As consumers take advantage of low interest rates to refinance their mortgages, banks and other investors are getting hit by high levels of prepayments that reduce the long-term value of their mortgage-backed investments.
That is what’s happening to First Niagara Financial Group, which said Wednesday that it will take a pretax charge for the fourth quarter of $16 million, or 3 cents per share, because the mortgage investments in its securities portfolio are being paid off faster than expected.
That means it can’t count on a stream of earnings from the loans over a long period of time, so it has to write down the value of the investments because they won’t last as long as originally assumed.
The Buffalo-based bank said it’s speeding up the amortization – the gradual accounting for changes in value – of premiums on its collateralized mortgage obligations, or CMOs. These are collections of other securities that are ultimately backed by consumer mortgages.
The action by the bank reflects the “substantial level of prepayments” on the mortgages in recent months and “the expected elevated levels of cash flows to be received for the foreseeable future.”

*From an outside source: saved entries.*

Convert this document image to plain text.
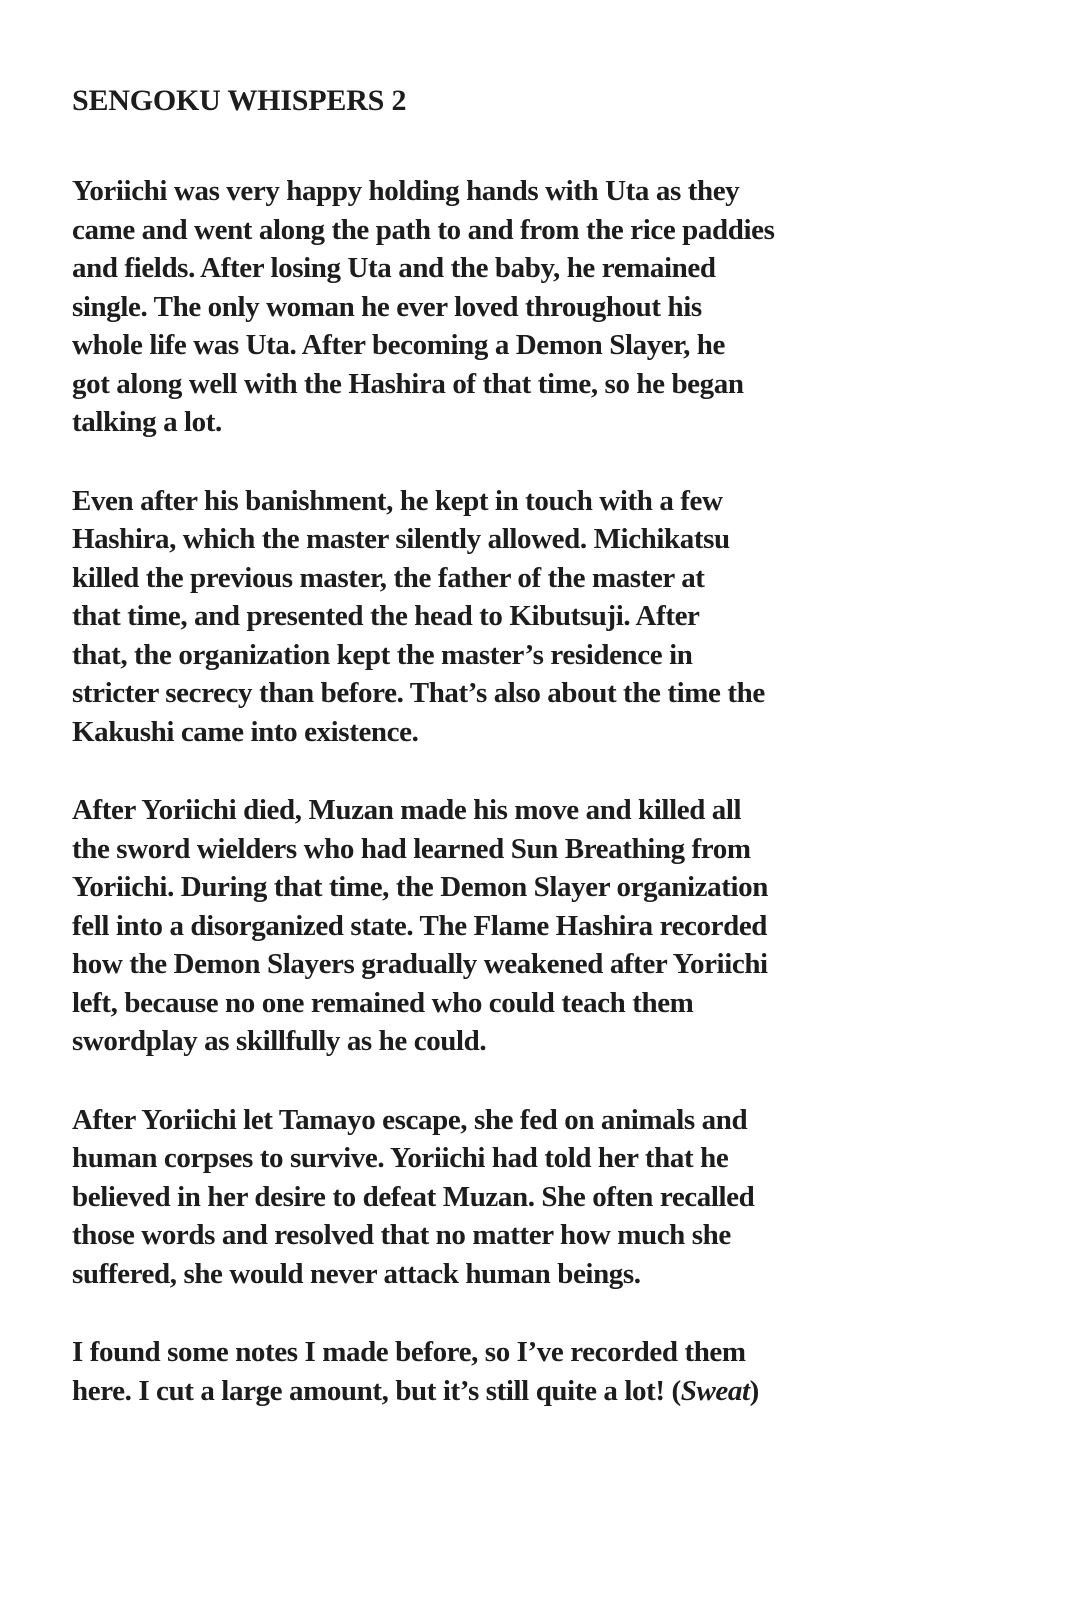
SENGOKU WHISPERS 2

Yoriichi was very happy holding hands with Uta as they
came and went along the path to and from the rice paddies
and fields. After losing Uta and the baby, he remained
single. The only woman he ever loved throughout his
whole life was Uta. After becoming a Demon Slayer, he
got along well with the Hashira of that time, so he began
talking a lot.

Even after his banishment, he kept in touch with a few
Hashira, which the master silently allowed. Michikatsu
killed the previous master, the father of the master at
that time, and presented the head to Kibutsuji. After
that, the organization kept the master’s residence in
stricter secrecy than before. That’s also about the time the
Kakushi came into existence.

After Yoriichi died, Muzan made his move and killed all
the sword wielders who had learned Sun Breathing from
Yoriichi. During that time, the Demon Slayer organization
fell into a disorganized state. The Flame Hashira recorded
how the Demon Slayers gradually weakened after Yoriichi
left, because no one remained who could teach them
swordplay as skillfully as he could.

After Yoriichi let Tamayo escape, she fed on animals and
human corpses to survive. Yoriichi had told her that he
believed in her desire to defeat Muzan. She often recalled
those words and resolved that no matter how much she
suffered, she would never attack human beings.

I found some notes I made before, so I’ve recorded them
here. I cut a large amount, but it’s still quite a lot! (Sweat)
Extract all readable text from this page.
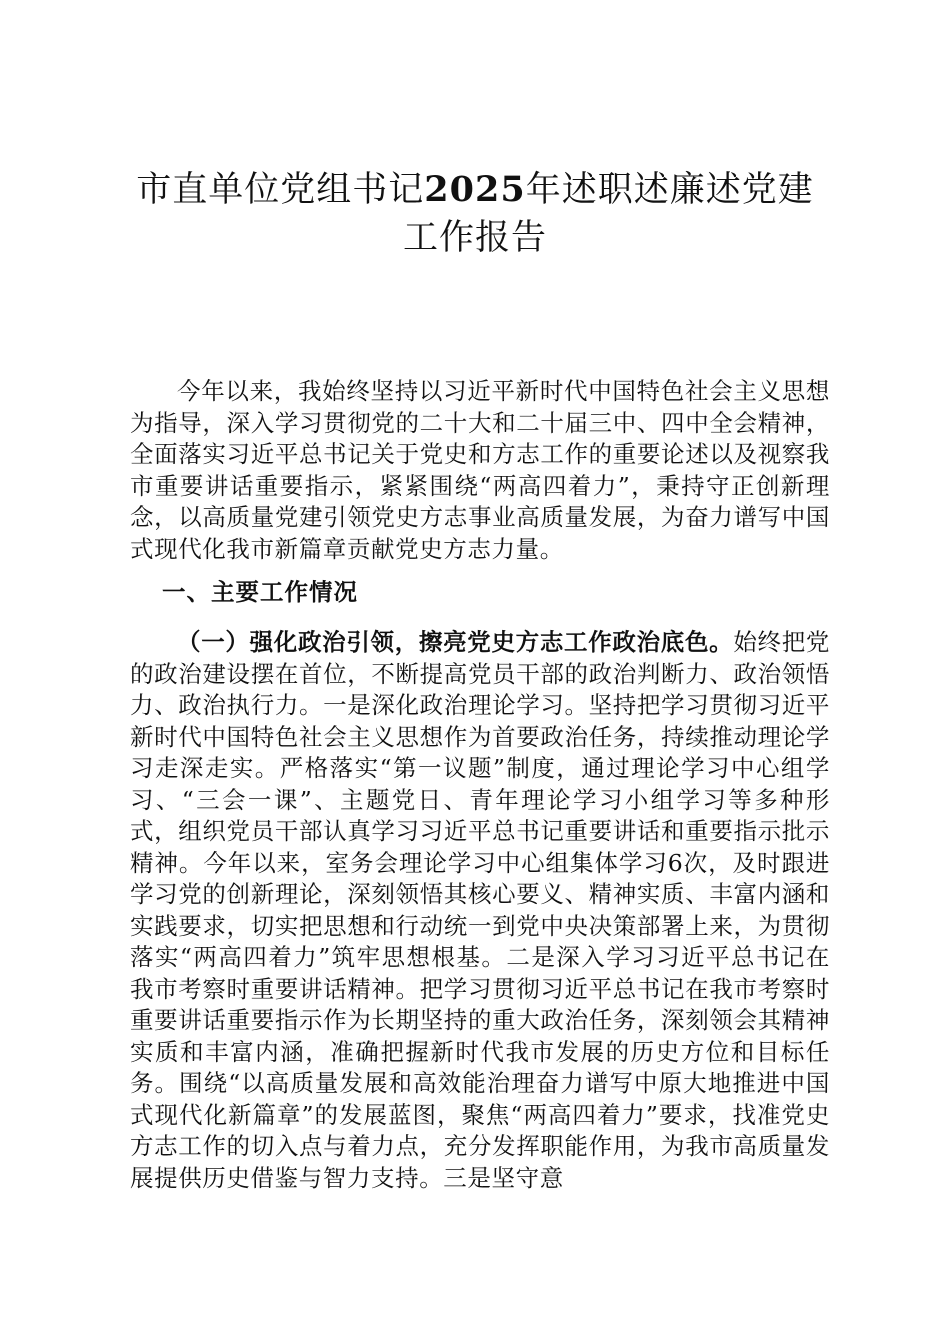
市直单位党组书记2025年述职述廉述党建工作报告

今年以来，我始终坚持以习近平新时代中国特色社会主义思想为指导，深入学习贯彻党的二十大和二十届三中、四中全会精神，全面落实习近平总书记关于党史和方志工作的重要论述以及视察我市重要讲话重要指示，紧紧围绕“两高四着力”，秉持守正创新理念，以高质量党建引领党史方志事业高质量发展，为奋力谱写中国式现代化我市新篇章贡献党史方志力量。

一、主要工作情况

（一）强化政治引领，擦亮党史方志工作政治底色。始终把党的政治建设摆在首位，不断提高党员干部的政治判断力、政治领悟力、政治执行力。一是深化政治理论学习。坚持把学习贯彻习近平新时代中国特色社会主义思想作为首要政治任务，持续推动理论学习走深走实。严格落实“第一议题”制度，通过理论学习中心组学习、“三会一课”、主题党日、青年理论学习小组学习等多种形式，组织党员干部认真学习习近平总书记重要讲话和重要指示批示精神。今年以来，室务会理论学习中心组集体学习6次，及时跟进学习党的创新理论，深刻领悟其核心要义、精神实质、丰富内涵和实践要求，切实把思想和行动统一到党中央决策部署上来，为贯彻落实“两高四着力”筑牢思想根基。二是深入学习习近平总书记在我市考察时重要讲话精神。把学习贯彻习近平总书记在我市考察时重要讲话重要指示作为长期坚持的重大政治任务，深刻领会其精神实质和丰富内涵，准确把握新时代我市发展的历史方位和目标任务。围绕“以高质量发展和高效能治理奋力谱写中原大地推进中国式现代化新篇章”的发展蓝图，聚焦“两高四着力”要求，找准党史方志工作的切入点与着力点，充分发挥职能作用，为我市高质量发展提供历史借鉴与智力支持。三是坚守意
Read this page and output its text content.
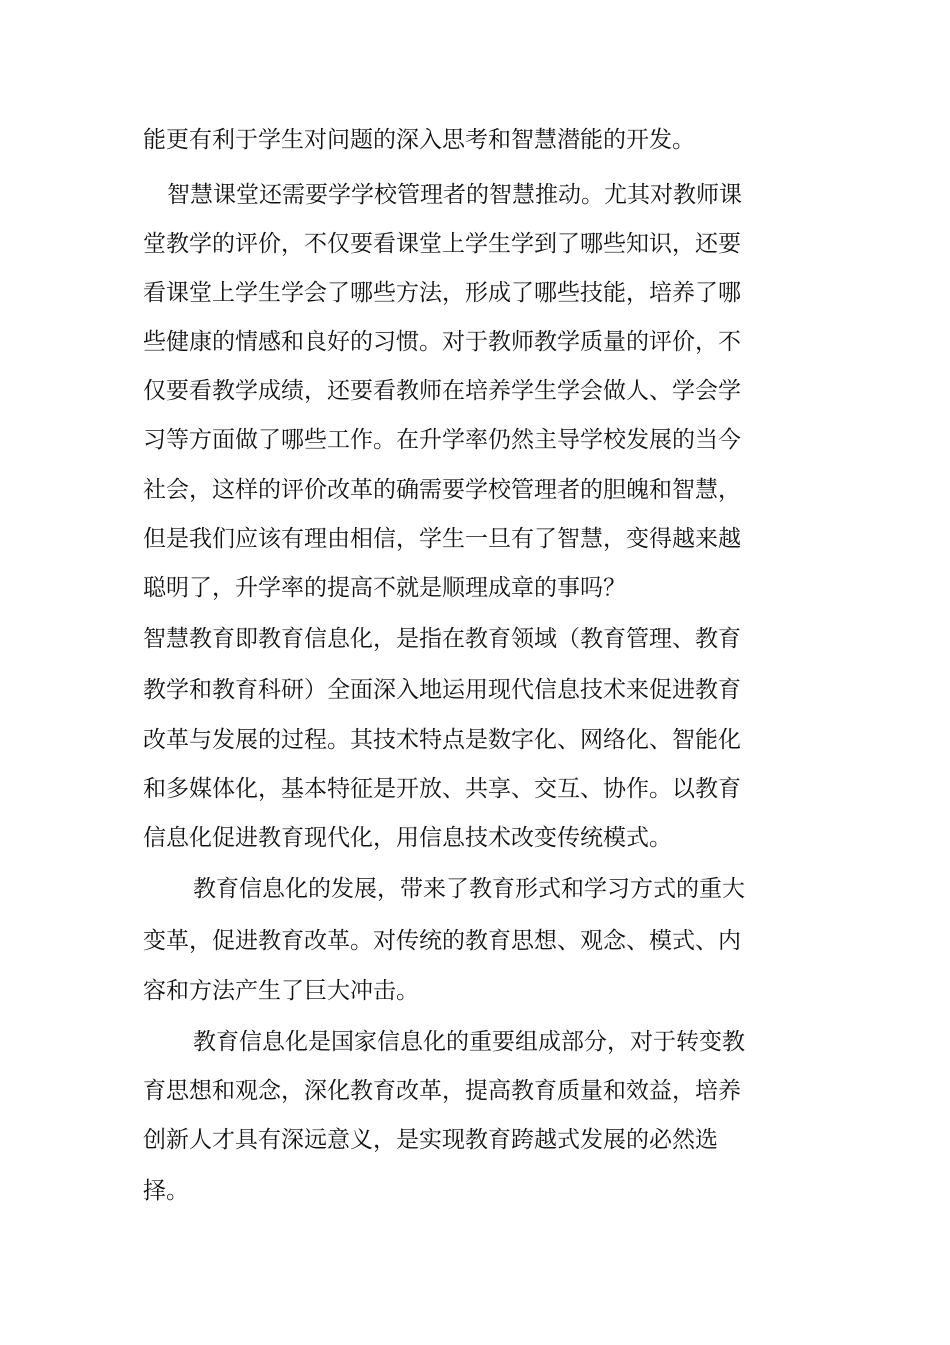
能更有利于学生对问题的深入思考和智慧潜能的开发。

智慧课堂还需要学学校管理者的智慧推动。尤其对教师课

堂教学的评价，不仅要看课堂上学生学到了哪些知识，还要

看课堂上学生学会了哪些方法，形成了哪些技能，培养了哪

些健康的情感和良好的习惯。对于教师教学质量的评价，不

仅要看教学成绩，还要看教师在培养学生学会做人、学会学

习等方面做了哪些工作。在升学率仍然主导学校发展的当今

社会，这样的评价改革的确需要学校管理者的胆魄和智慧，

但是我们应该有理由相信，学生一旦有了智慧，变得越来越

聪明了，升学率的提高不就是顺理成章的事吗？

智慧教育即教育信息化，是指在教育领域（教育管理、教育

教学和教育科研）全面深入地运用现代信息技术来促进教育

改革与发展的过程。其技术特点是数字化、网络化、智能化

和多媒体化，基本特征是开放、共享、交互、协作。以教育

信息化促进教育现代化，用信息技术改变传统模式。

教育信息化的发展，带来了教育形式和学习方式的重大

变革，促进教育改革。对传统的教育思想、观念、模式、内

容和方法产生了巨大冲击。

教育信息化是国家信息化的重要组成部分，对于转变教

育思想和观念，深化教育改革，提高教育质量和效益，培养

创新人才具有深远意义，是实现教育跨越式发展的必然选

择。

The bank’s portfolio of residential mortgage securities totals $5.7 billion, including $4.8 billion of CMOs and $800 million of traditional mortgage-backed securities. The remaining unamortized premium on that portfolio is $96 million, with $74 million on the CMOs.
Nevertheless, the bank said, it still expects to report operating earnings per share in line with Wall Street analysts’ current projections of about 18 cents per share.
First Niagara, with 430 branches and $37 billion in assets in four states, said that it would report earnings Jan. 23.